The chances of winning a DWI case in New Jersey depend upon the strength of the evidence, who the judge is, and who the prosecutor is. Every defendant has a right to trial and every case is different. DWI cases can be won, but there is systemic bias that tends to favor conviction. If there is no practical difference between the expected sentence when comparing what one faces when they plead guilty upfront versus what they would face if they lost at trial, it is usually better to go to trial.
What If My Rights Were Not Read During A DWI Arrest? Does That Mean A Dismissal Of My Case?
If the Miranda rights were not read during a DWI arrest, it does not necessarily mean that the case will be dismissed. Miranda rights involve the obligation of police to remind a person that they possess the constitutional right to remain silent and the constitutional right to consult with an attorney. If the Miranda rights are not read to someone before they are taken into custody and interrogated, then any answers provided in that interrogation could be excluded from evidence. The exclusions would not apply to any statements that were volunteered by the person under arrest; they would only apply to the answers to questions that were intended to elicit information.
What Are The Possible Defenses In DWI Cases In New Jersey?
Most defenses for DWI cases in New Jersey revolve around the elements of the offense itself.

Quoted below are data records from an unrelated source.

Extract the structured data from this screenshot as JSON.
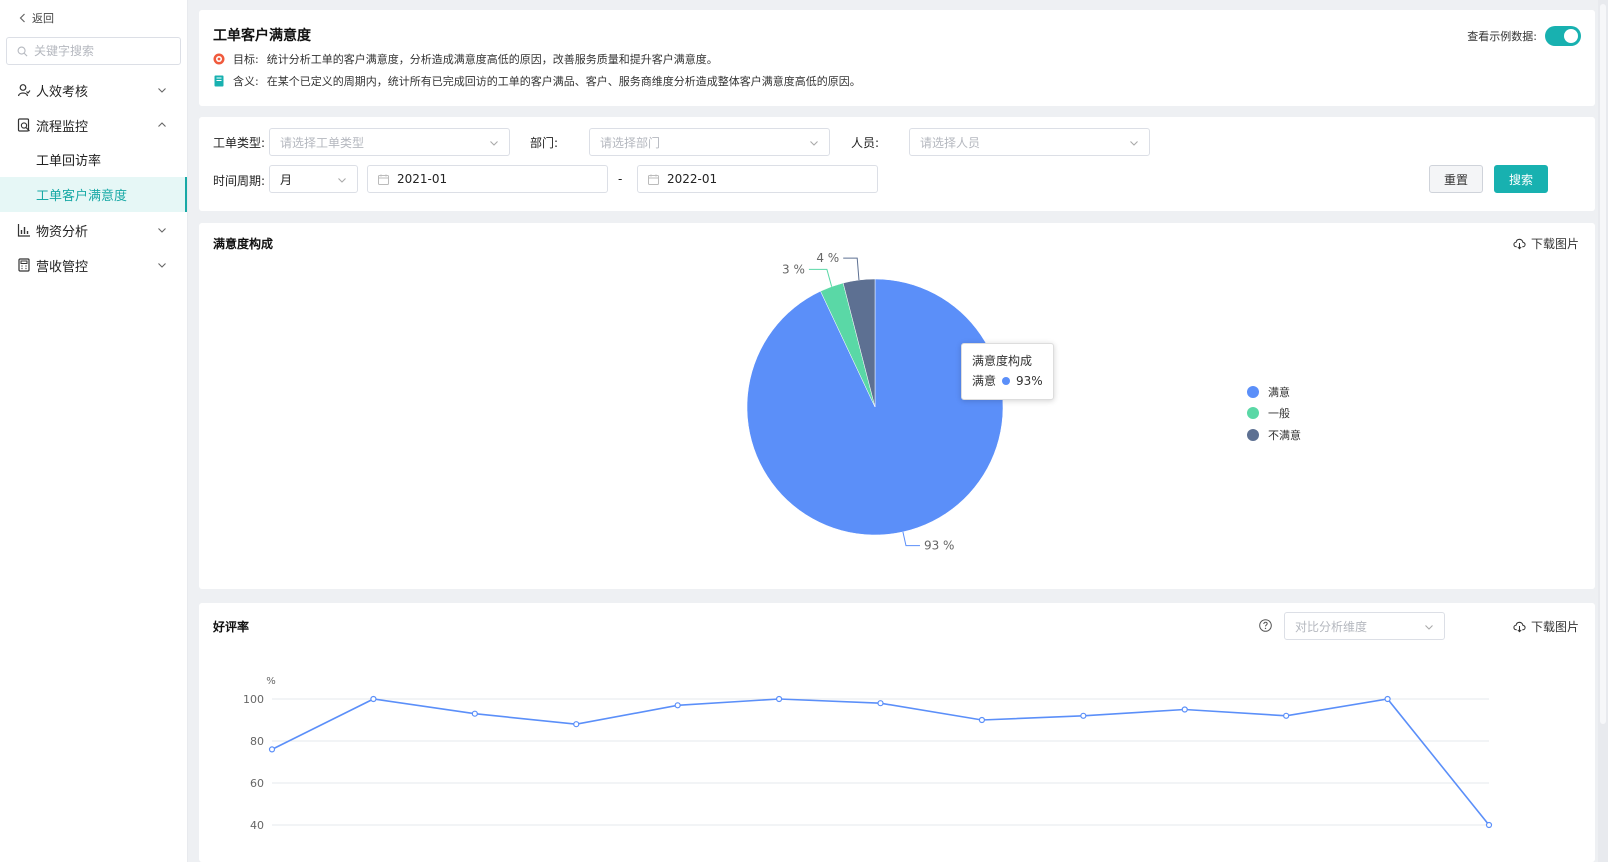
{
  "sidebar": {
    "back_label": "返回",
    "search_placeholder": "关键字搜索",
    "items": [
      {
        "label": "人效考核",
        "icon": "person-icon",
        "expanded": false
      },
      {
        "label": "流程监控",
        "icon": "monitor-icon",
        "expanded": true
      },
      {
        "label": "物资分析",
        "icon": "bar-chart-icon",
        "expanded": false
      },
      {
        "label": "营收管控",
        "icon": "calculator-icon",
        "expanded": false
      }
    ],
    "sub_items": [
      {
        "label": "工单回访率",
        "active": false
      },
      {
        "label": "工单客户满意度",
        "active": true
      }
    ]
  },
  "header": {
    "title": "工单客户满意度",
    "goal_label": "目标:",
    "goal_text": "统计分析工单的客户满意度，分析造成满意度高低的原因，改善服务质量和提升客户满意度。",
    "meaning_label": "含义:",
    "meaning_text": "在某个已定义的周期内，统计所有已完成回访的工单的客户满品、客户、服务商维度分析造成整体客户满意度高低的原因。",
    "sample_toggle_label": "查看示例数据:",
    "sample_toggle_on": true
  },
  "filters": {
    "type_label": "工单类型:",
    "type_placeholder": "请选择工单类型",
    "dept_label": "部门:",
    "dept_placeholder": "请选择部门",
    "person_label": "人员:",
    "person_placeholder": "请选择人员",
    "period_label": "时间周期:",
    "period_value": "月",
    "start_date": "2021-01",
    "date_separator": "-",
    "end_date": "2022-01",
    "reset_label": "重置",
    "search_label": "搜索"
  },
  "pie_section": {
    "title": "满意度构成",
    "download_label": "下载图片",
    "tooltip": {
      "title": "满意度构成",
      "series": "满意",
      "value": "93%"
    }
  },
  "line_section": {
    "title": "好评率",
    "compare_placeholder": "对比分析维度",
    "download_label": "下载图片"
  },
  "colors": {
    "accent": "#18b1b0",
    "satisfied": "#5b8ff9",
    "normal": "#5ad8a6",
    "unsatisfied": "#5d7092"
  },
  "chart_data": [
    {
      "type": "pie",
      "title": "满意度构成",
      "categories": [
        "满意",
        "一般",
        "不满意"
      ],
      "values": [
        93,
        3,
        4
      ],
      "labels": [
        "93 %",
        "3 %",
        "4 %"
      ],
      "legend": "right"
    },
    {
      "type": "line",
      "title": "好评率",
      "ylabel": "%",
      "ylim": [
        40,
        100
      ],
      "yticks": [
        40,
        60,
        80,
        100
      ],
      "series": [
        {
          "values": [
            76,
            100,
            93,
            88,
            97,
            100,
            98,
            90,
            92,
            95,
            92,
            100,
            40
          ]
        }
      ],
      "grid": true
    }
  ]
}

Was the person operating or in control of a motor vehicle? Was the person under the influence? Is the intoxication claimed solely on observational evidence, or does it also depend on a breath or a blood test result? The quality of the breath or the blood test results can be challenged by questioning whether the test was administered properly, whether the person obtaining the samples was properly certified to do so, and whether the machine was working properly.
There are other preliminary defenses, such as the argument that there was no reasonable basis for the officer to have stopped the vehicle to begin with, or that there was no probable cause to arrest the person. Sometimes there is an affirmative defense such as necessity, meaning that the person had no choice but to drive while under the influence to avoid something worse, such as a medical emergency or the fear of being attacked. There are all kinds of defenses that one can raise in defending a DWI charge.